Erfoud is een oasedorp midden in de woestijn. Een eindje verder terug liggen echter nóg mooiere dorpen, nog karakteristieker voor de woestijn. We huren met vier mensen (Gladys, Ria, Theo en ik) fietsen en gaan naar Maadid, ’n vestingstadje, geheel ommuurd met verschillende fraaie poorten waaronder de Ouden zitten te praten en bedelaars aan hun kostje proberen te komen. In ’t stadje is vooral opvallend dat de straatjes zo smal zijn en meestal zelfs overwelfd doordat de huizen over de straat heen gebouwd zijn.

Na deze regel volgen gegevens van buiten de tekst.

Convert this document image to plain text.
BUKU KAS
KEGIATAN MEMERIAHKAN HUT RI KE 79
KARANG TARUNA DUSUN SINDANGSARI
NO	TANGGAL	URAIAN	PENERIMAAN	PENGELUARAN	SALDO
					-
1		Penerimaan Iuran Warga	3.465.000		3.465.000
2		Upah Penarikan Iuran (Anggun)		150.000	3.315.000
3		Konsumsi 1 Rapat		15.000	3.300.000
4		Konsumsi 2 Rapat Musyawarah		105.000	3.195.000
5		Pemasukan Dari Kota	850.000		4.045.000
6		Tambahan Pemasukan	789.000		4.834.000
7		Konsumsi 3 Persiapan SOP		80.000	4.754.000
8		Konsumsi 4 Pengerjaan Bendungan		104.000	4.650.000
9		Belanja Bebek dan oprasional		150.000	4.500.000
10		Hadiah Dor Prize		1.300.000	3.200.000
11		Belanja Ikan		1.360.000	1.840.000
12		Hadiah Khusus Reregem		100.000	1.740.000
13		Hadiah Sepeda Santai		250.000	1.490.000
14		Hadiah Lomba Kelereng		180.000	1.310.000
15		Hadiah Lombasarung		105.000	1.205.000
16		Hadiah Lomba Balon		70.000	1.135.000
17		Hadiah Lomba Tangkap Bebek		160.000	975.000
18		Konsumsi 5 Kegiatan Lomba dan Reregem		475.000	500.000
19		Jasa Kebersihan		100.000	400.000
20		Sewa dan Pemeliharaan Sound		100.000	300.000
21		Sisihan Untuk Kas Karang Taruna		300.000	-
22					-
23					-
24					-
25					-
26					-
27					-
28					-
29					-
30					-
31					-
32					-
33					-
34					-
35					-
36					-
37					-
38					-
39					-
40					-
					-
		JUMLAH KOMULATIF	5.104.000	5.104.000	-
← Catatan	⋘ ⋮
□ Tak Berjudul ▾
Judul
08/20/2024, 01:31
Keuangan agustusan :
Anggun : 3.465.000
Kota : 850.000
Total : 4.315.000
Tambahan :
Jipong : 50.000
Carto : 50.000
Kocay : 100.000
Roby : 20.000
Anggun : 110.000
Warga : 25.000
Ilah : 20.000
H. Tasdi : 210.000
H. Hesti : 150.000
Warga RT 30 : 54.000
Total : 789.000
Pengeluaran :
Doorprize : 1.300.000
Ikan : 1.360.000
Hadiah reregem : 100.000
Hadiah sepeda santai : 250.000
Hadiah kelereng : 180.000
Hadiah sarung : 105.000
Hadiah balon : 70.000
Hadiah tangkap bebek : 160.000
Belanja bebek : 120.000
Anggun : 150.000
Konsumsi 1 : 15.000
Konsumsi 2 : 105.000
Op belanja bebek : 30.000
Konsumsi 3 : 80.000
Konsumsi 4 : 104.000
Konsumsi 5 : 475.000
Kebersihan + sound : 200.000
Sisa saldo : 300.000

Omdat ook alles nog eens van leem met stro is opgetrokken houdt het geheel de warmte goed buiten. De terugweg nemen de andere drie langs de grote weg maar ik wil het boerenachterland wel eens beter zien. Er wordt druk bevloeid: de dadelpalmen hebben veel water nodig. Ook op de akkers eronder is graan gezaaid. Voedergewassen (alfalfa) en enkele bananenbomen groeien er ook. ’t Is interessant om te zien wat ze in zo’n woestijn, als er maar water is, nog uit de grond kunnen halen. |
's Middags vertrekken we naar de zandduinen van Erg Chebbi want een zonsondergang op 'n zandduin, of 't nu in Nederland is of in de Sahara, doet 't altijd erg goed! | |
|
Dinsdag 16 nov. Afreis om half elf naar Tinerhir. We
bezoeken eerst nog een bedrijfje waar op industriële wijze marmer wordt
bewerkt. Een grote zaagmachine doet tien dagen over het verzagen van
’n groot blok marmer in platen. Deze platen worden weer verwerkt tot
allerlei attributen als tafelbladen, borden, asbakken enz. Opvallend is
de heel secure afwerking, de moderne machines én de (vaste) prijzen die
zeker niet hoger zijn dan die (na afdingen) bij de meeste handelaren. Ik
koop nog een paar mineraal eieren voor m’n verzameling. Dan door de oases van Tafilalet met al z’n dadelpalmen en verschillende dorpjes als vestingwerken. In de verte zien we ‘n zandstorm en ’n onweersbui die ons gelukkig bespaard blijven.
|
Dan weer door heel droge streken met ineens een put met daarbij ’n herder die z’n kamelen aan ’t drenken is, ’n zwaar en langdurig karwei!
|
|
In Tinerhir gaat ’t de kloof in van de Todra en ons hotel staat onderin in ’n heel smal stuk, ietwat op ’n verhoging, heel schilderachtig. Van hieruit zullen we morgen ’n paar wandelingen maken: terug naar Tinerhir ’s morgens vroeg, door de velden en ’s middags de andere kant op, dieper de kloof in. |
|
|
’t Is een eenvoudig hotel dit keer, zonder elke dag verschoning, met beperkte elektriciteit en slechts op gezette tijden warm water. Koud is ’t ook ’s nachts, er zit geen warmte in ’t hotel; het staat altijd in de schaduw van de rotswanden van de Todrakloof, het heeft in z’n bestaan nog nooit de zon gezien. De volgende morgen zagen we dat ’t zelfs gevroren had! |
|
Woensdag
17 nov. Zeven uur gaat de wekker. Zou er al een warme douche zijn? Welzeker en wel zo bloedheet dat je op moet passen je niet te verbranden, maar wel bijzonder lekker na zo’n koude nacht. Om kwart over acht gaan we met de gids op pad voor de wandeling naar Tinerhir, zo’n vijftien kilometer. Eerst een eindje over de weg maar dan gaan we door de akkers van de oase met daarin ook de dadelpalmen. We zien de rijp van de nachtvorst nog op de alfalfa zitten! Ik geniet van de omgeving, de dadels, de boeren op het land en in de boomgaarden, olijven oogsten en het fraaie uitzicht.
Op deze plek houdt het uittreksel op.